La ministra Azzolina sostiene che la scuola ha bisogno del digitale: sarà vero, ma non illudiamoci di reimpostare la scuola informatizzandola. Docenti, allievi, famiglie e tutto il personale scolastico stanno facendo i miracoli per tenere accesa on line la fiaccola. Finita l’emergenza non dovremo mettere la fiaccola sotto il moggio, ma nemmeno pensare di convertire tutto il sistema al digitale. Fino a prova contraria a scuola ci si dovrebbe andare per imparare e per imparare bisogna concentrarsi sulle materie proposte e non girarci intorno, occorre andare a fondo, capire, memorizzare, discutere, approfondire, etc. etc. Per raggiungere questi scopi esiste il docente che si avvale di strumenti, dai libri alle lavagne più o meno luminose. Gli smartphone servirebbero, ma non dovrebbero bypassare gli insegnanti e distrarre gli alunni, emarginando quindi i protagonisti e facendo dominare la scena al web, questa creatura impalpabile, sgusciante e fuorviante.

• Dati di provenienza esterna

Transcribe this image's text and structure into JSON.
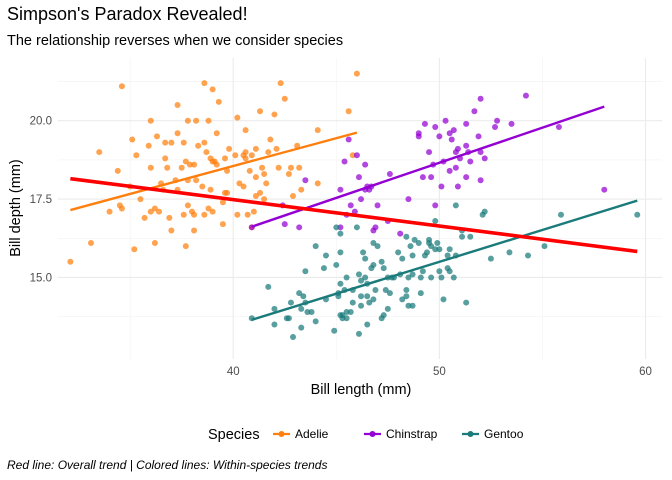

Nella mia vita professionale ho fatto in tempo ad usufruire, a livello convegnistico, della proiezione di slide, per seguire le quali rinunciavo a prendere appunti, seguendo il ragionamento del conferenziere di turno, che commentava e interpretava le slide stesse. Quando a distanza di qualche tempo, rispolveravo i contenuti del convegno, non mi ricordavo più niente, sfogliavo le slide e non mi dicevano nulla, appunti non ne avevo, tutto si era volatilizzato. Gli appunti, i sani appunti, i libri, i sani libri dove erano finiti? Tra di me pensavo, se tanto mi dà tanto, agli studenti, che si formano sulla base di queste metodologie d’avanguardia, alla fine cosa rimarrà in testa.

Il tempo è passato e il problema si è drammaticamente ingigantito in conseguenza del coronavirus. È vero che ogni strumento non è buono o cattivo di per sé, ma la sua positività e utilità dipendono dall’uso che ne viene fatto, ma è altrettanto vero che non si può mettere un coltello in mano a un infante. Mio padre non voleva che mia sorella, da piccola, usasse aghi e forbici per imparare a cucire (mia madre oltretutto faceva la magliaia e poteva sovrintendere con una certa cognizione di causa): temeva che si potesse infilzare gli occhi e non era una preoccupazione assurda, un timore da matusa.

Non so se la scuola on line possa essere considerata pericolosa in assoluto, non vorrei esagerare, ma certamente non è il modo ideale per frequentare al meglio le aule scolastiche, rendendole virtuali. Con buona pace della ministra, dei rivenditori di computer e smartphone e di chi pensa che il cervello (e il cuore) possa essere sostituito da una macchinetta prodigiosa. Penso di essermi spiegato anche se sono sicuro di venire conseguentemente catalogato nella categoria dei retrogradi.  Pazienza, l’età e la mentalità lo possono comportare.